Paul Mensonides wrote:
-----Original Message----- From: boost-bounces@lists.boost.org [mailto:boost-bounces@lists.boost.org] On Behalf Of Tobias Schwinger
Apologies for the OT, but why "verbose"? __stdcall isn't verbose at all.
Sorry, underhanded (yet well-deserved) shot at Pascal.
^ ;-) ^
Btw. "__pascal" and "__stdcall" are not exactly the same: Both require the callee to clean up but the arguments are ordered differently on the stack.
Hmm, didn't know there was a difference. In any case, the callee cleanup is the part that makes it inferior to __cdecl. It isn't as general, both for variadics
Variadics would require some sort of "dynamic cleanup" if done at the callee-site (I doubt there is any compiler out there implementing ugly and crazy stuff like this)...
and possible tail-recursion optimizations--particularly in mutually tail-recursive functions:
int g(int x);
int f(int x) { return g(x); }
int g(int x) { return f(x); }
(Yes, I know there is no termination.) The point is that the compiler could push 'x' onto the stack from external code, but 'f' and 'g' could call each other repeatedly without touching the stack at all, and then when the call actually does return to the external code, the external code can pop 'x' from the stack.

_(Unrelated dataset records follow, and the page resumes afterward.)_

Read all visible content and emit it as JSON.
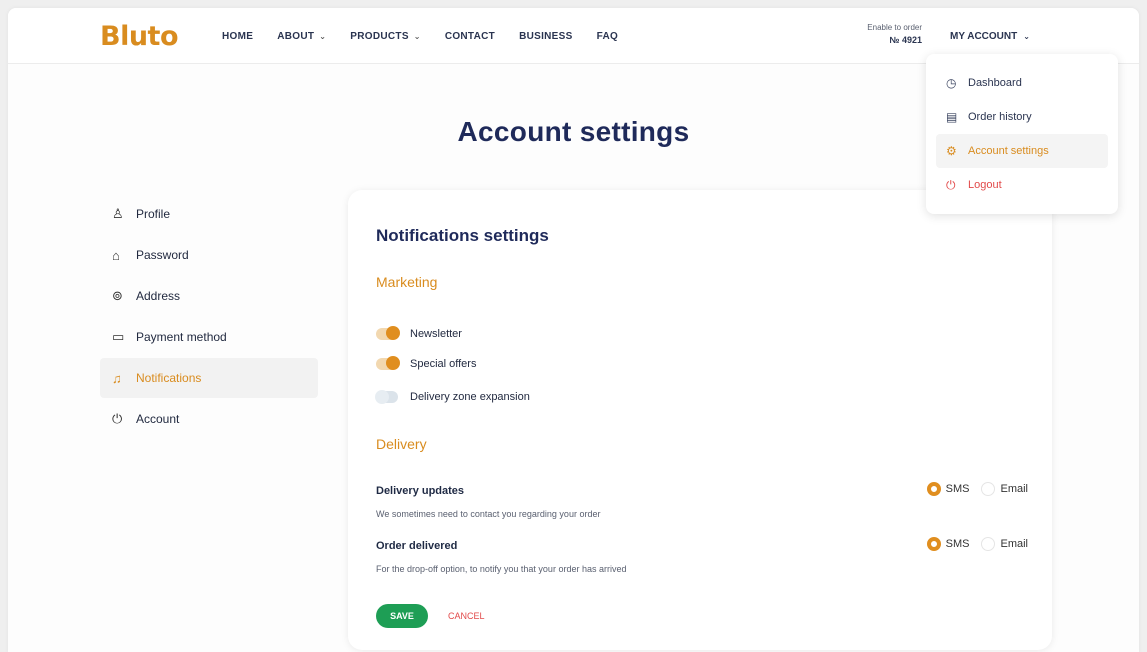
{
  "brand": {
    "logo_text": "Bluto",
    "accent": "#d98c1f",
    "success": "#1e9e55",
    "danger": "#e24a4a"
  },
  "nav": {
    "items": [
      {
        "label": "HOME",
        "has_chevron": false
      },
      {
        "label": "ABOUT",
        "has_chevron": true
      },
      {
        "label": "PRODUCTS",
        "has_chevron": true
      },
      {
        "label": "CONTACT",
        "has_chevron": false
      },
      {
        "label": "BUSINESS",
        "has_chevron": false
      },
      {
        "label": "FAQ",
        "has_chevron": false
      }
    ],
    "order_label": "Enable to order",
    "order_value": "№ 4921",
    "account_label": "MY ACCOUNT"
  },
  "account_menu": {
    "items": [
      {
        "label": "Dashboard",
        "icon": "clock-icon"
      },
      {
        "label": "Order history",
        "icon": "document-icon"
      },
      {
        "label": "Account settings",
        "icon": "gear-icon",
        "active": true
      },
      {
        "label": "Logout",
        "icon": "power-icon",
        "danger": true
      }
    ]
  },
  "page": {
    "title": "Account settings"
  },
  "sidebar": {
    "items": [
      {
        "label": "Profile",
        "icon": "user-icon"
      },
      {
        "label": "Password",
        "icon": "lock-icon"
      },
      {
        "label": "Address",
        "icon": "location-icon"
      },
      {
        "label": "Payment method",
        "icon": "card-icon"
      },
      {
        "label": "Notifications",
        "icon": "bell-icon",
        "active": true
      },
      {
        "label": "Account",
        "icon": "power-icon"
      }
    ]
  },
  "notifications": {
    "title": "Notifications settings",
    "marketing": {
      "title": "Marketing",
      "toggles": [
        {
          "label": "Newsletter",
          "on": true
        },
        {
          "label": "Special offers",
          "on": true
        },
        {
          "label": "Delivery zone expansion",
          "on": false
        }
      ]
    },
    "delivery": {
      "title": "Delivery",
      "rows": [
        {
          "name": "Delivery updates",
          "desc": "We sometimes need to contact you regarding your order",
          "options": [
            "SMS",
            "Email"
          ],
          "selected": "SMS"
        },
        {
          "name": "Order delivered",
          "desc": "For the drop-off option, to notify you that your order has arrived",
          "options": [
            "SMS",
            "Email"
          ],
          "selected": "SMS"
        }
      ]
    },
    "save_label": "SAVE",
    "cancel_label": "CANCEL"
  }
}
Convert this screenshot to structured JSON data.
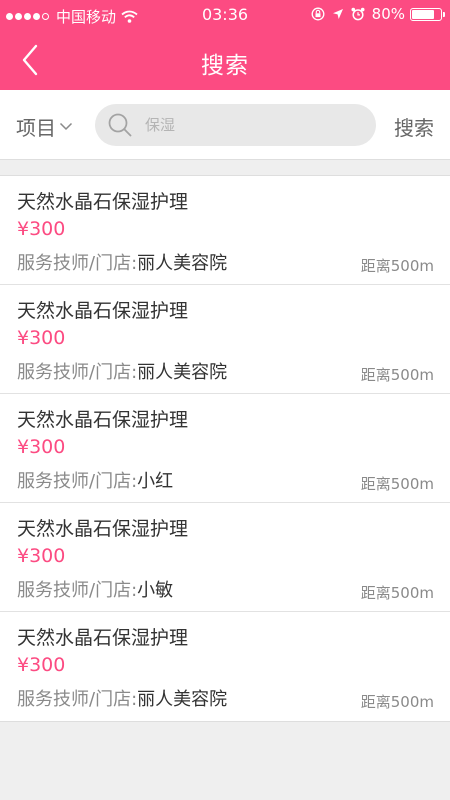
{
  "status_bar": {
    "carrier": "中国移动",
    "time": "03:36",
    "battery": "80%",
    "battery_level": 0.8
  },
  "header": {
    "title": "搜索",
    "back_icon": "chevron-left-icon"
  },
  "search": {
    "category_label": "项目",
    "placeholder": "保湿",
    "value": "",
    "button_label": "搜索"
  },
  "results": [
    {
      "title": "天然水晶石保湿护理",
      "price": "¥300",
      "provider_label": "服务技师/门店:",
      "provider_name": "丽人美容院",
      "distance": "距离500m"
    },
    {
      "title": "天然水晶石保湿护理",
      "price": "¥300",
      "provider_label": "服务技师/门店:",
      "provider_name": "丽人美容院",
      "distance": "距离500m"
    },
    {
      "title": "天然水晶石保湿护理",
      "price": "¥300",
      "provider_label": "服务技师/门店:",
      "provider_name": "小红",
      "distance": "距离500m"
    },
    {
      "title": "天然水晶石保湿护理",
      "price": "¥300",
      "provider_label": "服务技师/门店:",
      "provider_name": "小敏",
      "distance": "距离500m"
    },
    {
      "title": "天然水晶石保湿护理",
      "price": "¥300",
      "provider_label": "服务技师/门店:",
      "provider_name": "丽人美容院",
      "distance": "距离500m"
    }
  ],
  "colors": {
    "accent": "#fc4b82",
    "background": "#efefef",
    "text_primary": "#333333",
    "text_secondary": "#8a8a8a"
  }
}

This kind of "stack frame recycling" is attractive, indeed. You may still be able to request it more explicitly (without relying on optimization at all) by using an equivalent, iterative algorithm ;-).
This can work even if 'f' and 'g' are separately compiled (i.e. not optimized as a unit).
Say we split it into two translation units. The compiler sees this code int g(int x); int f(int x) { return g(x); } and cannot know what g does, so the full code generation for the call must happen in the linker. How does the linker then know the callee doesn't change 'x' and it's legal to reuse the stack frame here? Does the other object file contain this kind of information?
This doesn't work under 'callee cleanup' without extra scaffolding because the callee cannot know if 'x' should be popped.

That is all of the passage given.